Every morning when I walk to work, down the hill a bit, under the pylon, down the steps past the house where plants grow out of an old bathtub, across the road and into Aro Street - every morning when I walk down there, I think about what a neat place this is. If the sun is shining, all the colours on the houses look like a circus, and the puddles on Aro Street glisten. If the cat follows me down the hill skit-skittering along the footpath, I’ll get one of the neighbours I pass to distract him and run down the hill away from him, laughing. As the trolley bus rattles past me, I’ll see the same faces I see every morning, people bobbing their heads to the music in their ears, absorbed by the newspaper, and little bubbles of happiness rise up in me like a glass of champagne.

One of the best bits though is when I pass the community centre and see the kids walking to school. There is the African family and the two boys with long eyelashes. There is the Chinese family and the little girl with her hair sticking out in pig tails like someone has put wire in them. There are the little boys with hoodies and scuffed sneakers and blue eyes and I wonder if you will look like them, will be like them, racing around on a scooter or a bmx bike.

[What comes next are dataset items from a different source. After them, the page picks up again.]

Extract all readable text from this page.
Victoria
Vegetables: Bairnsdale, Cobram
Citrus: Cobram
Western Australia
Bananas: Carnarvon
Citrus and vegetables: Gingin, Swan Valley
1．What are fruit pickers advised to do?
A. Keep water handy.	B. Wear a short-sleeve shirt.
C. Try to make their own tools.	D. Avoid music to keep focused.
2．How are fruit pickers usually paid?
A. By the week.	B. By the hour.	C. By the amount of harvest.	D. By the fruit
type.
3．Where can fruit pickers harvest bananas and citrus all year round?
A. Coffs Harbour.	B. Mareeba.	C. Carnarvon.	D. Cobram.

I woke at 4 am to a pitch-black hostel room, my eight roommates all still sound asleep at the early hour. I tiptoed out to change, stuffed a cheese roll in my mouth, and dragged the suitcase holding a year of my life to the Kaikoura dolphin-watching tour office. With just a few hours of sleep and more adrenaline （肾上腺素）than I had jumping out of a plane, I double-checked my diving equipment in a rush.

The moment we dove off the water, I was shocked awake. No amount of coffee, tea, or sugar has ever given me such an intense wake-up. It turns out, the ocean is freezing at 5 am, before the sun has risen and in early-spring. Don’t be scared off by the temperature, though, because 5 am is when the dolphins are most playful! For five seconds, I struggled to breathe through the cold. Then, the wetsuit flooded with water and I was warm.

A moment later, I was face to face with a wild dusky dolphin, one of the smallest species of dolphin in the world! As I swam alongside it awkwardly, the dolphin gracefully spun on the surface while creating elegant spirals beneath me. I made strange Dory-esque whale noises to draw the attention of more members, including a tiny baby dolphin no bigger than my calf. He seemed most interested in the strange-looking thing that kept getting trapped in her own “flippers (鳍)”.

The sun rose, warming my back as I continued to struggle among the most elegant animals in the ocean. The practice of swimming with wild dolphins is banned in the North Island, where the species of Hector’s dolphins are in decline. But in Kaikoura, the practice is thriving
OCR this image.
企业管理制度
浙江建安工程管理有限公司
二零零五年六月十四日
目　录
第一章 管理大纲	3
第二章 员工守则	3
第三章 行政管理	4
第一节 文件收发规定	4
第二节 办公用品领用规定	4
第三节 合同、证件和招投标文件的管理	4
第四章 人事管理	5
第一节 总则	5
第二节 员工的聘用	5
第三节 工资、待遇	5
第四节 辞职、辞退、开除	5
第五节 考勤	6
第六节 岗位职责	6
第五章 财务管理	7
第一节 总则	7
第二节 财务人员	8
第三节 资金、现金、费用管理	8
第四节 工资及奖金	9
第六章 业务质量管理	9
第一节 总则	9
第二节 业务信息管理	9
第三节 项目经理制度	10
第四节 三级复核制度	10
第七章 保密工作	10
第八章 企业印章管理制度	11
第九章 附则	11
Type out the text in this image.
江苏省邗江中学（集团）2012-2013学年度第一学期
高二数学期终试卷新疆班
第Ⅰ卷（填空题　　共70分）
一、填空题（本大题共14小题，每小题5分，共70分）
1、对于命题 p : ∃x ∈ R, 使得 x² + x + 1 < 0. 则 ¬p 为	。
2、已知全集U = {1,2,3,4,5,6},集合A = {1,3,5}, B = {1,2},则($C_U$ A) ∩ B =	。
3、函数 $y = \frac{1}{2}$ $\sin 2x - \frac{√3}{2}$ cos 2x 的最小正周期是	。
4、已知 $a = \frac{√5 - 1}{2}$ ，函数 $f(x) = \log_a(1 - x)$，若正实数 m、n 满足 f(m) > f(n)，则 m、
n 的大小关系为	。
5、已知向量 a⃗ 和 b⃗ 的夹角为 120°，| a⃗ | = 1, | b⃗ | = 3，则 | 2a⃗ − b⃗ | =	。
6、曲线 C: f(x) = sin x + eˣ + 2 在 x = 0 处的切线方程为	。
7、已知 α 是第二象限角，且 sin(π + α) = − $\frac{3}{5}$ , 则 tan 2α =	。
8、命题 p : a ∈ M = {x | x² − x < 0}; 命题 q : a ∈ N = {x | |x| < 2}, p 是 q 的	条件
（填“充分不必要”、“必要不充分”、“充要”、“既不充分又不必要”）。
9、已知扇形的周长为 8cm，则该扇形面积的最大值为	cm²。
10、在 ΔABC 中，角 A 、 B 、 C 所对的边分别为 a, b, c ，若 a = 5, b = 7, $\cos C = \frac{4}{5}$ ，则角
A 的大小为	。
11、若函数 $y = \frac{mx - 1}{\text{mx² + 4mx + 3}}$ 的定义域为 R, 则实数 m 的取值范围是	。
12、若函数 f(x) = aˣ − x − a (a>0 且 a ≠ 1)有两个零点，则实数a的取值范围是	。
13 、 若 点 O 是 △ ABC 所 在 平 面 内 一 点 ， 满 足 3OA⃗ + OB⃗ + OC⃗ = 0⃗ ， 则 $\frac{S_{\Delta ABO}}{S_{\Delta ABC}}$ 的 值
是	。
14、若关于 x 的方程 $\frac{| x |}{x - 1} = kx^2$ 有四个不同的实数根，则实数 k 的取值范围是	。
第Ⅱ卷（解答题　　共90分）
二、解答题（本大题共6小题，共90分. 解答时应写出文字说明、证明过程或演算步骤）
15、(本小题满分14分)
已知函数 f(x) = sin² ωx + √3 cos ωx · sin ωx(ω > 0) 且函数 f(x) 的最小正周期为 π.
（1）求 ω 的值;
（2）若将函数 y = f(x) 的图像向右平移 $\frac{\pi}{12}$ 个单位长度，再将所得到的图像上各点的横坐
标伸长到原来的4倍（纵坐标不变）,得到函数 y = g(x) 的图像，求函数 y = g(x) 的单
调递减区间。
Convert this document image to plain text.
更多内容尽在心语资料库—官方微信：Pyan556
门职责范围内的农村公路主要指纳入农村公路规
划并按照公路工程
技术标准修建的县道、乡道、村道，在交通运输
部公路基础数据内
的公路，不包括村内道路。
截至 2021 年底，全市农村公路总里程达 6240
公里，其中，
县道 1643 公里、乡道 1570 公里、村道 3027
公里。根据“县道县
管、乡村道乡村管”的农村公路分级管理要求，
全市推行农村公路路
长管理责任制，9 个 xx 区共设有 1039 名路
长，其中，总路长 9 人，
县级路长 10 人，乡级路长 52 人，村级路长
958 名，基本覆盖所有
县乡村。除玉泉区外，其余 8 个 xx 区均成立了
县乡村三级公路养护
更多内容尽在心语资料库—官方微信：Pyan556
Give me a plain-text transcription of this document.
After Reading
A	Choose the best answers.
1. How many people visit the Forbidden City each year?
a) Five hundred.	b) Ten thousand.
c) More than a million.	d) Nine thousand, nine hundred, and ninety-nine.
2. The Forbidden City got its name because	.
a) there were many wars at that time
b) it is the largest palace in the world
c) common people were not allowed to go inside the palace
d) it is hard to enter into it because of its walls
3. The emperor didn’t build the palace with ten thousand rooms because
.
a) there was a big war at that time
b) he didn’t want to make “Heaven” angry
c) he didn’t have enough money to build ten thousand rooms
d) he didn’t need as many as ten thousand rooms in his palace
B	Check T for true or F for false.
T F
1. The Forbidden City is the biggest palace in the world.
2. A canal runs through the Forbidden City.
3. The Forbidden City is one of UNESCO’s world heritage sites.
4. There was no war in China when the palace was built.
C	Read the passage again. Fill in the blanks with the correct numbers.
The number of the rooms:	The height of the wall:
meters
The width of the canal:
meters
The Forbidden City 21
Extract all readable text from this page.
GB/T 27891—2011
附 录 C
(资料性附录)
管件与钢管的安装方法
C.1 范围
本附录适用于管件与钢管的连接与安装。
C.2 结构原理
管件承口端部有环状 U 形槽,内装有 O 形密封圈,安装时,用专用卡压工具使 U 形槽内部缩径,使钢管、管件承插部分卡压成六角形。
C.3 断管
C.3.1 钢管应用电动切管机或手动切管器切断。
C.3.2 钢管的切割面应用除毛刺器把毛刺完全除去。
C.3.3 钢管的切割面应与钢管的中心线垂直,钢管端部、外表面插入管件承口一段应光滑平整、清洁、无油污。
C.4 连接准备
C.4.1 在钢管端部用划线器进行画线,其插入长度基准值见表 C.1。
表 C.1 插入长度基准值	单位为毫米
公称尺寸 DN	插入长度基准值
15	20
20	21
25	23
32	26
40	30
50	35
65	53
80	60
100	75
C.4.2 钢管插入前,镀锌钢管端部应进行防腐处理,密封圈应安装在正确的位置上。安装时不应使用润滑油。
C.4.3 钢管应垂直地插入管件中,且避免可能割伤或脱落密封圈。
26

You’re still small, but when you are bigger, there are so many places in Wellington we could go to and things we can do. We could spend hours finding creepy crawlies in the rocks on the south coast, or teasing the baboons at the zoo. We could pretend we are seagulls on Oriental Parade, just standing and squawking obstinately at each other. We could be very cosmopolitan and order coffee at the Chocolate Fish, or press all the buttons on all the exhibits at Te Papa. We could drop little bits of blu tac onto the heads of politicians from the gallery at Parliament. We could have a barbecue on a still January evening. In the winter, we could splash in puddles and let paper planes go in the wind. We could watch the washing go flying over the houses and down into Aro Valley. Best of all, we could sit on the grass, listening to the tui on the power lines and watching the moon come up. We could do anything you want, because we’re in Wellington.

3 comments:

Anonymous said...

Kimba, that is a beautiful thing to read, not only as a letter to your little nephew but also as an expression of why us Wellingtonians love this place, why we call this part of Aotearoa our home and why we cherish what other people loath about it. Reading this came at a significant time for me.
Thank you.

Special K said...

Azza Baby
Your comments are much appreciated.
Love you, K

Anonymous said...

Well reading this as a fellow born and bred, well not born, but bred, well up to 20, that's bred isn't it? waikato-Tokoroa sheila,transplanted into wellington and lovin it, now living in the UK (Temperarily), I too appreciated your comments and those of ang's. I too love all the things about wellington that people who don't live there can't quite cope with.
Hills, wind, rain, southerlies, windy, narrow roads, different carpark each night, 10 minutes walk to your car from your house!!etc....
Ah, yes it is a fabulosa place!!And one I too will return too!!